Spreadsheets, Correlation and ‘Data of the Past’ are Bad Religions if You Want to Predict the Future

Spreadsheets, correlation and ‘data of the past ’….They’re needed. I use them every day.

But I don’t rely on them when it comes to predicting the future.

As an executive, your tasked with predicting the future or more like reducing the odds of failure. If you are guessing, you are more likely to be guessing again a machine or a competitor executive, aided by a computer. That machine is empowered with machine learning, AI or something else your human brain can’t outmaneuver by guessing.

The growth operating system we all want does not exist yet, but it’s getting closer. To get there, you need to balance three data sets asap.

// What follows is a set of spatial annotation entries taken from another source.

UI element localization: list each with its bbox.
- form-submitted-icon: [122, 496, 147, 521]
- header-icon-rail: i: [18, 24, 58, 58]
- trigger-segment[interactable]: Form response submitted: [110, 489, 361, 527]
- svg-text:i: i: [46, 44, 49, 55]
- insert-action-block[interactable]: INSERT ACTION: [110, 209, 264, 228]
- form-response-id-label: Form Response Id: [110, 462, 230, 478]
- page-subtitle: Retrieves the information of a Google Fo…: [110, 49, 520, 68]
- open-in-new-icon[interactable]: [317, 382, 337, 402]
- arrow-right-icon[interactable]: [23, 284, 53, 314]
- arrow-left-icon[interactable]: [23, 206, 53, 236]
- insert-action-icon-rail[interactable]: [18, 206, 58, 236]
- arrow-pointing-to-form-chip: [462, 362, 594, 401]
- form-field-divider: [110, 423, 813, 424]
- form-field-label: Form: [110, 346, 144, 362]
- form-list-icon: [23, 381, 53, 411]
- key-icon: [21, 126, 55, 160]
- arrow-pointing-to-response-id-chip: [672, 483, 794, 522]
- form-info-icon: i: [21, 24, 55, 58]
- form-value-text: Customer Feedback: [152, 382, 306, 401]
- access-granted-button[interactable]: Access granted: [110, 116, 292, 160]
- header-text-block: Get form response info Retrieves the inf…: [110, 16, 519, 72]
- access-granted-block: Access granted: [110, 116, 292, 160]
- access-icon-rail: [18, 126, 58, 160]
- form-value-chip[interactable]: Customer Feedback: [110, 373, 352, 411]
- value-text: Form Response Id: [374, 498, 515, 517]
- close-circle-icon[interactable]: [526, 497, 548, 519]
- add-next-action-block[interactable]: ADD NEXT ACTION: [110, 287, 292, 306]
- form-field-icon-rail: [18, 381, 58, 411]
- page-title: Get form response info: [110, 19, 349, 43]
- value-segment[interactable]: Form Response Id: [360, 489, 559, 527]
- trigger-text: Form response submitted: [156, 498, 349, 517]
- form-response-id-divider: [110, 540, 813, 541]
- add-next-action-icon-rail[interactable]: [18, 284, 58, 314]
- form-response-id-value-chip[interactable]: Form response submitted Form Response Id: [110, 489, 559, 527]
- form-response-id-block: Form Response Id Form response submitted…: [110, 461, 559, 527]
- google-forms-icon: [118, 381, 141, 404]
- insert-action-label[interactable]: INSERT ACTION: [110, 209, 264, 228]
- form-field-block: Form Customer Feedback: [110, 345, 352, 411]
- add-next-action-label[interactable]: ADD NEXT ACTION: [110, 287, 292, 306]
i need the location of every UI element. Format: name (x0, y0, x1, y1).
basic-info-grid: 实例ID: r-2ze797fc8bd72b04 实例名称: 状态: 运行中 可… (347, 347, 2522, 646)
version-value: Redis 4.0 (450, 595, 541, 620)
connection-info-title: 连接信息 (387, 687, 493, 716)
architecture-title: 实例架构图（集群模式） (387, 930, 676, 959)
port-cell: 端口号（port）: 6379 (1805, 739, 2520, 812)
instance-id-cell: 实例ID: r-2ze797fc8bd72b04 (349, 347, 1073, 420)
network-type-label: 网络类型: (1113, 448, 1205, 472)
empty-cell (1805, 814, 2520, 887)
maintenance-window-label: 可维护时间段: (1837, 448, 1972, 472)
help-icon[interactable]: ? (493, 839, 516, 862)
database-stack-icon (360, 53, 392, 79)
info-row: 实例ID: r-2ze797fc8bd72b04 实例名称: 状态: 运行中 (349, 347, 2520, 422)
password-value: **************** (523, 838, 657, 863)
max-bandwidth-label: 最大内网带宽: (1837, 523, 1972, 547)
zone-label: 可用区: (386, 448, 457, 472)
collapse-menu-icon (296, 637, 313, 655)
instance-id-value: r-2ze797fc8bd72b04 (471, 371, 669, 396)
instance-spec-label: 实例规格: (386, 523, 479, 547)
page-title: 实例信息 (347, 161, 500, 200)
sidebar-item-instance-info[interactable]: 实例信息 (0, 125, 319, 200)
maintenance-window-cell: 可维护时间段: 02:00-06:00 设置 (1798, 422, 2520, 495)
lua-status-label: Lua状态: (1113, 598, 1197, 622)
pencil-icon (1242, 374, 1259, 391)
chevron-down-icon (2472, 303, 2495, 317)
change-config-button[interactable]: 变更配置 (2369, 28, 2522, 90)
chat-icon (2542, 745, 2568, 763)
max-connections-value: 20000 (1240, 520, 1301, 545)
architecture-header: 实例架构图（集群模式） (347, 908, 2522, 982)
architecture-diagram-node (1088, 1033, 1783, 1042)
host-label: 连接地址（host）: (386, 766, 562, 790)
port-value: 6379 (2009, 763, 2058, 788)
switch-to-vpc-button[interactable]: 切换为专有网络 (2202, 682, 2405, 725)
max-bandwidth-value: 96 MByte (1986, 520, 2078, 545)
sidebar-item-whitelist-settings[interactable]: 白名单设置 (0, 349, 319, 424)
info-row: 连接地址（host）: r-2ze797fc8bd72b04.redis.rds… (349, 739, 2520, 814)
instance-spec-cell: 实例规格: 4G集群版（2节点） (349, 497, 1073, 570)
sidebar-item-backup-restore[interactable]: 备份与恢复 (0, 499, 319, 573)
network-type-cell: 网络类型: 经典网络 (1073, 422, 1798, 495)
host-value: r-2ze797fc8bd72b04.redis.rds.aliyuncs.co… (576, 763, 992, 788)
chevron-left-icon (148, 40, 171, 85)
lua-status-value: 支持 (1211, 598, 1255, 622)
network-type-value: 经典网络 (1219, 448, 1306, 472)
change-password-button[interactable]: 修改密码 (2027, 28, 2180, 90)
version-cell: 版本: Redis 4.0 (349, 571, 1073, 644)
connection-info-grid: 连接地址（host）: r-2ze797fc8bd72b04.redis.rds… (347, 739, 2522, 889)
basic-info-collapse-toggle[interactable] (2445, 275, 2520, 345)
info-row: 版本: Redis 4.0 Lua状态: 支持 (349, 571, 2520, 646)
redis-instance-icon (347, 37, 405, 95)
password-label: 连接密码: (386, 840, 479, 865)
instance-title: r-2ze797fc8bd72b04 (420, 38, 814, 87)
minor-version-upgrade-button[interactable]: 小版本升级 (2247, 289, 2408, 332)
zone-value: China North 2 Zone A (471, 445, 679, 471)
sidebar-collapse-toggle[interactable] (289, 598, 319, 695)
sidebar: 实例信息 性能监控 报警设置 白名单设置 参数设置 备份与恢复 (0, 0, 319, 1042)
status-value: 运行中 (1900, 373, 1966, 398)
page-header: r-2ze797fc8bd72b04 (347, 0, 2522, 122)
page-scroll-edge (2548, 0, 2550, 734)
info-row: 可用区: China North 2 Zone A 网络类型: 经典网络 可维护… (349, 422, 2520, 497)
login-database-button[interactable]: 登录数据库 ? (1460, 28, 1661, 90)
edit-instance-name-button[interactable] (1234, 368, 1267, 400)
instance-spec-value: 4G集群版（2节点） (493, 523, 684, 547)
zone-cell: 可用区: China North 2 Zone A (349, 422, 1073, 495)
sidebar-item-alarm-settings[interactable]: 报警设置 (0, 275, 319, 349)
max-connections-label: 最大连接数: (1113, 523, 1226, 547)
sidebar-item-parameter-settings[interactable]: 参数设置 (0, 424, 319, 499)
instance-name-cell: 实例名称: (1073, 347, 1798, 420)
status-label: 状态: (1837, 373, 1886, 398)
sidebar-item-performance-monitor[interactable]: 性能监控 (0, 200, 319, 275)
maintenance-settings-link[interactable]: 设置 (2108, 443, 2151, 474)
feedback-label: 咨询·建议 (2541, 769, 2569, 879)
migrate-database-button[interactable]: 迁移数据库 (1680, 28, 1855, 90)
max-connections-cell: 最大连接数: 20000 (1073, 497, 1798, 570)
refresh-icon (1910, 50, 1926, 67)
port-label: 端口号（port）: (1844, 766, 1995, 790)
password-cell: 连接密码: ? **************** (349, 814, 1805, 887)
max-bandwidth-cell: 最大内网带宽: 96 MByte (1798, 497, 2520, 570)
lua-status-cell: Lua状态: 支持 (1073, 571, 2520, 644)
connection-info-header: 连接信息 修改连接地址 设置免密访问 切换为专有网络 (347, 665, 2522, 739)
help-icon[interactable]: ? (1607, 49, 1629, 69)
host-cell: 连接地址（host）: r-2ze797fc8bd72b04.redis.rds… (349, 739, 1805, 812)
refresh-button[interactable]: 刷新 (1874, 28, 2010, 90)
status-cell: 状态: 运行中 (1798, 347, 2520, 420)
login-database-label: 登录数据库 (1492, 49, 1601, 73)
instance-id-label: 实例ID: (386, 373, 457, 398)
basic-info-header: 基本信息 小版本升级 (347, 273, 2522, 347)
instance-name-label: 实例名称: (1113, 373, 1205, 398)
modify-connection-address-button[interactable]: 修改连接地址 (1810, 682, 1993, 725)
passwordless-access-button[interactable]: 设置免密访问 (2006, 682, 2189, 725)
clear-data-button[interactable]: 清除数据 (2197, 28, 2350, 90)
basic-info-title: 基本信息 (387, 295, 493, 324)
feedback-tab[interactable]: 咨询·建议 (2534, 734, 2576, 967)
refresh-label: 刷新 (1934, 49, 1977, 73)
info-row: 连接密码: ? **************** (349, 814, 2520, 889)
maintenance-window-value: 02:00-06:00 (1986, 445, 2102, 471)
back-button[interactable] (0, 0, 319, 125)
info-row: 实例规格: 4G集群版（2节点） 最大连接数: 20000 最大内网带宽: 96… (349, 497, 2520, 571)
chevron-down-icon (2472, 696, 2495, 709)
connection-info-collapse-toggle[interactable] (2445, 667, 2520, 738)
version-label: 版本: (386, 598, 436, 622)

— Data of the past forms a foundation of where you have been

— Real-time data, where are we right now

— Predictive data, not based on the past in any way, shape or form

Today I had an exciting conversation about artificial intelligence. It’s incredible to think in late 2018, data from traffic cameras can change the market share of healthcare companies dramatically. Not because of something that happened in the past but predicting using ways of thinking far beyond a person. In this one example, millions if not billions are at stake.

How much of which kind of data do you need?

Sometimes, depending on who you are and what kind of business you’re in, the organization needs a little bit more of one versus the other.

If there’s no data of the past, whatsoever, you don’t have a choice but to look forward. Maybe you can model something from the past but not likely with too much accuracy. We use to call that assumption.

If you have slow growth or stagnant business, that’s not going many places anytime soon, and with few competitors, you can rely on data of the past. Sadly, that’s the foundation of how schools teach us. Using data from the past models are excellent when it’s a lazy river. Things are changing too quickly. There’s got to be a competitive advantage that is different from the past.

Allen’s Acers, Pitkin, LA

Today it’s very different if you’re in a fast-paced environment. If you’re impacted and disrupted by technology, you’re feeling the pain. People are predicting and connecting things that have never done before. It is a multiplier effect of efficiency and girth.

Plugging in the right operating system at the right time and the right stage is essential to driving the company to its rightful size and volume. It’s also important when creating the right value expectations.

Most companies I helped grow usually start with a ‘data of the past’ business model. Getting people to look at predictive data sets is difficult. It feels unnatural. Excel is such a warmer, more cozy place to be for middle management, who often arm senior leadership with ‘facts.’

By adding in elements of a growth operating system, we combine data of the future with data of the past and sprinkle in a little bit of real-time data. It’s the elements of a pretty good growth operating system. Not perfect but good. Adding in sources of truth and understanding exactly what type of source you are looking at, helps define limitations, anomalies and builds the foundations of an OS.

An example: Very early on I remember pushing a major airline to increase its CPA from $2.50 per ticket to $11.75. I wanted to factor in the early-stage customer journey, as $2.50 was competing with its consolidators, and the result was only adding very few net new customers. My theory was people who were aware of the airline did not shop the airline because of that classic ‘out of sight, out of mind’ issue. Too many options. I had NO DATA to support my claim. Instead, I devised a test, and it worked. Today, over 50% of new customer sales come from a more advanced full customer journey. And it is a system that does not rely on cookies and session IDs to ‘prove’ value.

When we append jobs to be done theory as a driver to defining our total addressable market, a real total addressable market, we have a foundation of an operating system for business. When we know how many people can be customers and should be customers, we can define things like customer journey far better than the limited, linear systems our competitors struggle with today.

Growth operating systems combine complex, multiple sources of data that don’t usually play well together. Smart organizations focus on the right things while others live in fear. It’s time for more people to leap ahead.